Thursday, October 22, 2009

Samosas? More like Sa-GROSS-As.

The other day I found what I thought would be a new and improved way to serve ground beef...samosas! If you don't know what these are, basically it's a pastry stuffed with savory filling, either meat or vegetarian. But I knew that traditional samosas had a snowball's chance in h-e-double-hockey-sticks around here, so I thought I'd get crafty. Why not just season half of the mixture with spicy curry powder for me, and keep the other half plain for the boys? What's not to like?

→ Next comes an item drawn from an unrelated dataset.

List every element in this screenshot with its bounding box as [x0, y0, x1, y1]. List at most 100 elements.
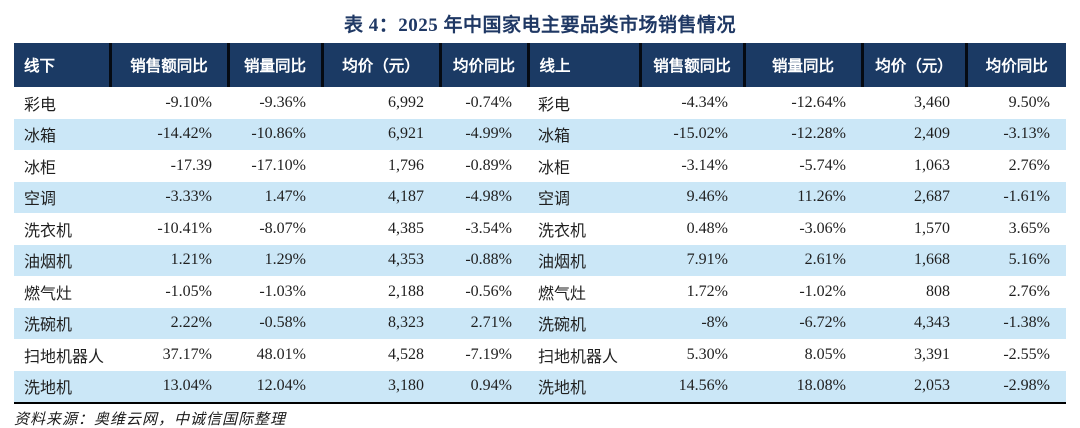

Plenty, as it turned out. Jack actually spit it back into his napkin, twice! And Henry muscled through it just to make me happy. And I thought I really had something! Oh well, at least it didn't end in tears.



Outta the park, Mom!



Best meal ever, Mom!

I mean, come on! Just look at 'em! I even folded them up differently so that I wouldn't mix up the spicy ones with the plain ones.


Mmmmm...samosas!

Well, I thought they rocked, and if Mike'd been here he'd've said the same thing.

Samosas
1 small onion, diced
1 potato, peeled and diced
1 T oil
1 c. frozen peas
1 lb. ground meat (optional)
1/4 c. ketchup
1 T curry powder (optional)
1 package prepared pie crust (should contain two crusts, rolled up)

Heat the oil in a pan over medium-high heat. Add the onions and the potatoes and sauté until the potatoes are nearly done. If you want to speed up the process, add about 1/2 c. water and cover the pan with a lid. Add the ground meat and peas and cook until the meat is no longer pink. Remove the pan from the heat, add the ketchup, and mix well. If you want spicy samosas, add the curry powder now.

Unroll the pie crusts and cut them into quarters. Moisten the edges of each quarter, and fill with the stuff you just cooked. Fold the crusts over and pinch them to seal or use a fork to crimp the edges. Put the samosas on an ungreased baking sheet and cook at 450° for about 18 minutes or until the crusts have browned. Let them cool for a few minutes, then serve and wait for the compliments to start rolling in.